Susan Werner drew a standing ovation for that first-ever performance of the song. She closed her show with it the next night as well.

After her performance, TownDock.net asked Susan Werner about “Carolina.”

Writing a song was not Werner’s first reaction to the “bathroom law” and the rest of HB2.

“After Bruce Springsteen cancelled his show in NC,” Werner said, “I thought ‘Oh my God, I should do the same.’ I asked my road manager what she thought, and she said, ‘You’re not Bruce Springsteen, you know.’ Which is hilarious and obviously true. If I cancelled, it wouldn’t exactly be a media sensation, it wouldn’t provoke any thoughtful dialogue anywhere, as nobody much knows or cares who I am.”

susan werner lyrics carolina
The song, “Caroline”, was so new, Susan Werner referred to these pages of lyrics, some of which were still handwritten.

Weighing in on her decision were her previous appearances in Oriental, also organized by the Pamlico Musical Society.

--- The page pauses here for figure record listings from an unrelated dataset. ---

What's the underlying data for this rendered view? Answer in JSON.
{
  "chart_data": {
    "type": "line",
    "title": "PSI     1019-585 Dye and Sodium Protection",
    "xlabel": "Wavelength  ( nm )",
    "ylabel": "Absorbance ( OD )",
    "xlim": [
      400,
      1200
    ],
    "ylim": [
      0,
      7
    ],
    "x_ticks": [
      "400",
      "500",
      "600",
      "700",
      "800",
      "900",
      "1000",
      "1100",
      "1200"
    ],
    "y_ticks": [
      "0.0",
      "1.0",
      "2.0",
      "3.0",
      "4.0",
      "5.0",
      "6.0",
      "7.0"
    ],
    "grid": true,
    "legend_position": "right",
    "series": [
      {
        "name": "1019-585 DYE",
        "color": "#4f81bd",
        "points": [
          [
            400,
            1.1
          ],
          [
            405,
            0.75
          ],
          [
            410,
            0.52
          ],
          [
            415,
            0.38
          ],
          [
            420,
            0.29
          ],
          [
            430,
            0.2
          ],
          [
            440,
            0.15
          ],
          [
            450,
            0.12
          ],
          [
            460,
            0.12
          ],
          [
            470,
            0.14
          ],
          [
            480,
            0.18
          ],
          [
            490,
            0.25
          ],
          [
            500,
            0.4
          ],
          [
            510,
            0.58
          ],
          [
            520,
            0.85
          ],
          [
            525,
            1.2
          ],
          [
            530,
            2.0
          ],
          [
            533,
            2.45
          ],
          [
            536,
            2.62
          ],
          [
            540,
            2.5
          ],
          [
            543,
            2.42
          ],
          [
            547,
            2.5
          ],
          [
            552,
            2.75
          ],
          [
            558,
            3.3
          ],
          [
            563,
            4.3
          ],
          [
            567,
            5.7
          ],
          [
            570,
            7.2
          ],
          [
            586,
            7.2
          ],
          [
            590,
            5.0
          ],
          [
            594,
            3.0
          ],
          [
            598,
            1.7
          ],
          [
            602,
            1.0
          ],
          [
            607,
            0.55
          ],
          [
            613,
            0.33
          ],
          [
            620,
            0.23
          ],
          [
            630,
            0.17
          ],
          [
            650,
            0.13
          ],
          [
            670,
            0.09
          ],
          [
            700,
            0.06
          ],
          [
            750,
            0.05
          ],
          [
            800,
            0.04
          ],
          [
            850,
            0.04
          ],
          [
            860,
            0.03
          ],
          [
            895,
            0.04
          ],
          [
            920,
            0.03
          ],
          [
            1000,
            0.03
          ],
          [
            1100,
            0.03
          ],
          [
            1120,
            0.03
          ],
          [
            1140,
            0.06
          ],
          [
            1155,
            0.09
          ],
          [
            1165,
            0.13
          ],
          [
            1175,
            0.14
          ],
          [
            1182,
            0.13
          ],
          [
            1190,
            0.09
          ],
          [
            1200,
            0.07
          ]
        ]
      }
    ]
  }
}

“I know those folks and they’ve been so lovely to me.” Werner said. “I had a talk with my partner about this all, and she asked, ‘What’s your intended result with going, or not going to Oriental?’ And I thought hard about that.”

“My shows are always about an interaction with a room full of people – an animated conversation – and the best thing I could do would be to have an honest conversation with the people who would be kind enough to come to the shows Thursday and Friday night. That I should speak my mind, speak from the heart, and do it in person.”

But as those in Oriental’s Old Theater saw, she did not speak directly about HB2 but instead let the song speak for itself.

“As my friend Stephen Barefoot in Durham pointed out, the best way to express your thoughts, if you’re a writer, is to write. When I talk, sometimes people’s eyes glaze over. When I sing a song, I find that doesn’t happen quite as often.”

Back home in Chicago a few days after her shows in Oriental, Susan Werner recorded the song again:

Susan Werner lives in Chicago and is at work on a project with a NC connection – writing songs for a Broadway musical based on the film, “Bull Durham.” April was the third time she has performed in Oriental.